After the Nipah virus outbreak in the southern Indian state of Kerala last week which affected 10 people, more casualties have been reported, Reuters has reported. 

RELATED:
India: Nipah Virus Kills 10, More Than 90 Quarantined

The Nipah virus claimed one more life in Kozhikode district of Kerala Sunday, taking the overall death toll to 14. Meanwhile, two more confirmed cases of Nipah were reported in the state. 

Nearly 116 suspected cases were sent for testing in recent weeks, 15 have been confirmed with Nipah, the Kerala government said on its website Monday. Thirteen of the 15 people have died and two are undergoing treatment. 

The latest victim was a 26-year-old rickshaw driver from Kerala’s Kozhikode district who died on the weekend, hospital officials told Reuters.

"Infection with Nipah virus is associated with encephalitis (inflammation of the brain). After exposure and an incubation period of 5 to 14 days, illness presents with 3-14 days of fever and headache, followed by drowsiness, disorientation and mental confusion. These signs and symptoms can progress to coma within 24-48 hours," the United States' Centers for Disease Control and Prevention stated.   

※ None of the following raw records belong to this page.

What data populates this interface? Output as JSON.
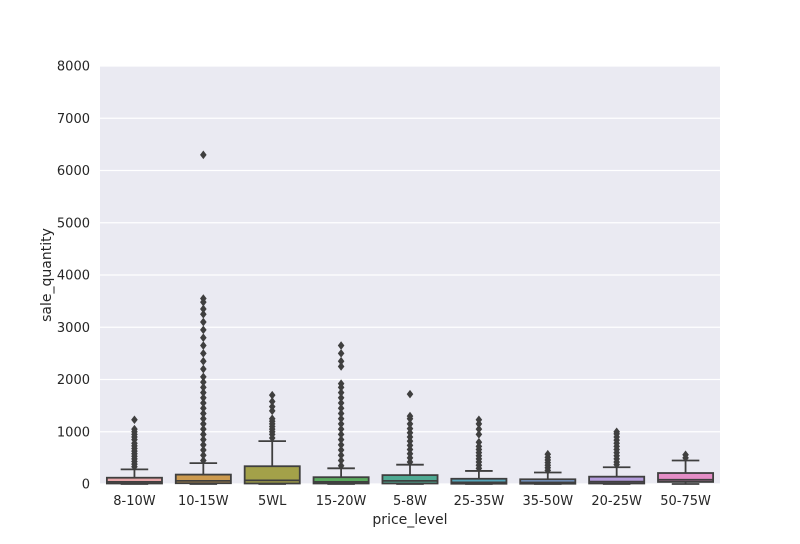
{
  "chart_data": {
    "type": "box",
    "xlabel": "price_level",
    "ylabel": "sale_quantity",
    "ylim": [
      0,
      8000
    ],
    "yticks": [
      0,
      1000,
      2000,
      3000,
      4000,
      5000,
      6000,
      7000,
      8000
    ],
    "grid": true,
    "background": "#EAEAF2",
    "categories": [
      "8-10W",
      "10-15W",
      "5WL",
      "15-20W",
      "5-8W",
      "25-35W",
      "35-50W",
      "20-25W",
      "50-75W"
    ],
    "boxes": [
      {
        "category": "8-10W",
        "color": "#E8A6A9",
        "q1": 10,
        "median": 40,
        "q3": 120,
        "whisker_low": 0,
        "whisker_high": 280,
        "outliers": [
          330,
          380,
          430,
          480,
          530,
          580,
          630,
          680,
          730,
          780,
          850,
          900,
          950,
          1000,
          1050,
          1230
        ]
      },
      {
        "category": "10-15W",
        "color": "#CC9A4F",
        "q1": 15,
        "median": 60,
        "q3": 180,
        "whisker_low": 0,
        "whisker_high": 400,
        "outliers": [
          450,
          550,
          650,
          750,
          850,
          950,
          1050,
          1150,
          1250,
          1350,
          1450,
          1550,
          1650,
          1750,
          1850,
          1950,
          2050,
          2200,
          2350,
          2500,
          2650,
          2800,
          2950,
          3100,
          3250,
          3350,
          3480,
          3550,
          6300
        ]
      },
      {
        "category": "5WL",
        "color": "#A3A149",
        "q1": 10,
        "median": 70,
        "q3": 340,
        "whisker_low": 0,
        "whisker_high": 820,
        "outliers": [
          880,
          950,
          1000,
          1050,
          1100,
          1150,
          1200,
          1250,
          1400,
          1480,
          1580,
          1700
        ]
      },
      {
        "category": "15-20W",
        "color": "#5AAA5E",
        "q1": 10,
        "median": 40,
        "q3": 130,
        "whisker_low": 0,
        "whisker_high": 300,
        "outliers": [
          350,
          450,
          550,
          650,
          750,
          850,
          950,
          1050,
          1150,
          1250,
          1350,
          1450,
          1550,
          1650,
          1750,
          1850,
          1920,
          2250,
          2350,
          2500,
          2650
        ]
      },
      {
        "category": "5-8W",
        "color": "#4FAA93",
        "q1": 10,
        "median": 60,
        "q3": 170,
        "whisker_low": 0,
        "whisker_high": 370,
        "outliers": [
          420,
          500,
          580,
          660,
          740,
          820,
          900,
          980,
          1060,
          1150,
          1250,
          1300,
          1720
        ]
      },
      {
        "category": "25-35W",
        "color": "#55A5BA",
        "q1": 5,
        "median": 30,
        "q3": 100,
        "whisker_low": 0,
        "whisker_high": 250,
        "outliers": [
          300,
          360,
          420,
          480,
          540,
          600,
          660,
          720,
          800,
          950,
          1050,
          1150,
          1230
        ]
      },
      {
        "category": "35-50W",
        "color": "#7D9FD1",
        "q1": 5,
        "median": 30,
        "q3": 90,
        "whisker_low": 0,
        "whisker_high": 220,
        "outliers": [
          260,
          310,
          360,
          410,
          460,
          510,
          570
        ]
      },
      {
        "category": "20-25W",
        "color": "#B39BDB",
        "q1": 10,
        "median": 45,
        "q3": 140,
        "whisker_low": 0,
        "whisker_high": 320,
        "outliers": [
          370,
          420,
          480,
          540,
          600,
          660,
          720,
          780,
          840,
          900,
          960,
          1000
        ]
      },
      {
        "category": "50-75W",
        "color": "#E48DC6",
        "q1": 40,
        "median": 80,
        "q3": 210,
        "whisker_low": 0,
        "whisker_high": 450,
        "outliers": [
          500,
          560
        ]
      }
    ]
  }
}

"All efforts are also being made to ensure that more lives are not lost," Kerala Chief Minister Pinarayi Vijayan said last week, adding that the government treating the outbreak with the “utmost seriousness."

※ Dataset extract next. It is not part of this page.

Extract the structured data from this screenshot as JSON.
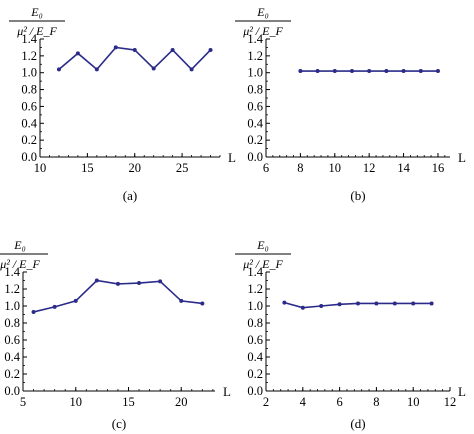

According to the reports, India has begun a fresh round of tests to trace the origin of the rare brain-damaging virus, a health official said on Monday, as initial tests on animals suspected of carrying the Nipah virus showed no sign of the disease. 

All the animal samples, including those from bats, cattle, goats and pigs from the southern state have been sent to the National Institute of High-Security Animal Diseases, in Bhopal, Madhya Pradesh, were negative for Nipah, said animal husbandry officer A. Mohandas.

Separate samples have been collected of fruit bats from Perambra, the suspected epicenter of the infection and nearby areas, Mohandas said. Meanwhile, tests run on dead bats in the northern state of Himachal Pradesh were negative for Nipah, an official there said. The dead bats were discovered on the roof of a school that triggered a new Nipah scare last week.  

There is no vaccine for the virus, which is spread through body fluids and can cause encephalitis, or inflammation of the brain, the World Health Organization (WHO) says.

Last week, the Coalition for Epidemic Preparedness Innovations (CEPI) said that Profectus BioSciences and Emergent BioSolutions will receive up to US$25 million to accelerate work on a vaccine against Nipah virus. The World Health Organization first identified the outbreak of the disease in Malaysia in 1998.